What about policy mistakes? In the Great Depression, the money supply contracted over 30 percent, and financial intermediation came close to shutting down. Today, monetary policy is quite accommodative in my view, the monetary aggregates continue to grow, and bank balance sheets and capital positions are favorable. Financial conditions today appear far more positive and simply aren’t comparable to the distress situation observed during the Great Depression. Intermediation is taking place, and creditworthy borrowers continue to fund themselves through depository institutions and capital markets.

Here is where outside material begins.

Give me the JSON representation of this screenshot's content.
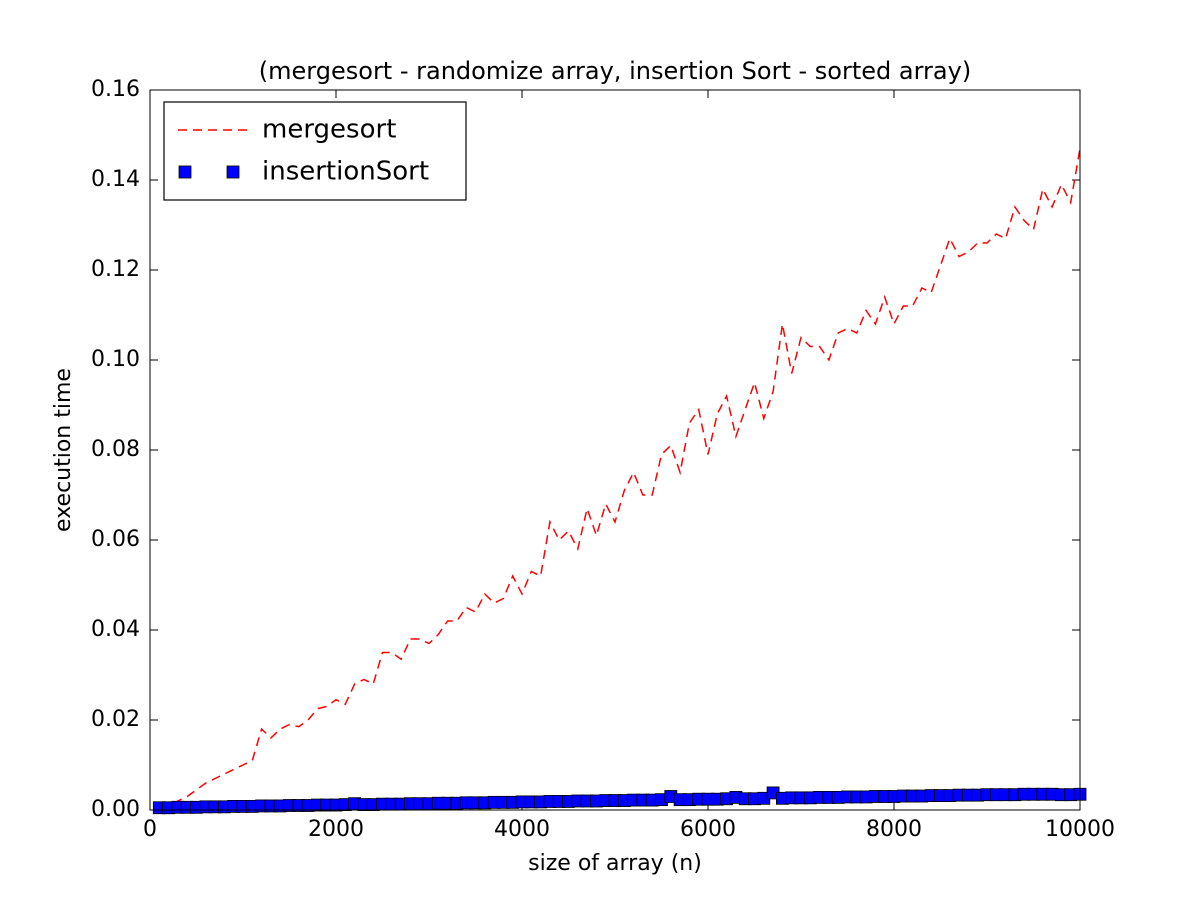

What we are seeing now in the financial distress indicators such as measures of default, chargeoffs, and delinquencies are within the range of standard recessions and are not in my view symptomatic of a debt deflation, nor are they a concern to banking supervision at this time.

For some there is the specter that what happened in Japan may also happen here. My reading of the conditions in Japan, however, suggests that they parallel the problems of our Great Depression. The main difference is a matter of degree, timing, and the willingness of the government to prop up economically insolvent institutions with implicit guarantees. Real economic activity in Japan has declined for nearly a decade, and a gradual deflation appears to be expected. Financial distress in Japanese depository institutions is the most significant and well-known problem. Were it not for implicit government guarantees, these institutions would likely have failed a long time ago, and the economy may have gone into a tailspin. In the meantime, Japan continues to consume its accumulated wealth. Again, the features of this experience are not in my view comparable to our own situation at this time.

Looking ahead to our policy discussion, I would observe again that interest rates are already low, monetary policy is already stimulative, fiscal policy is stimulative and likely to get more so, and most forecasts are showing growing momentum as we move through the year and into next year. It seems to me that we have time to let the war-related uncertainty unwind and to wait for the path of the economy to become clear. Thank you, Mr. Chairman.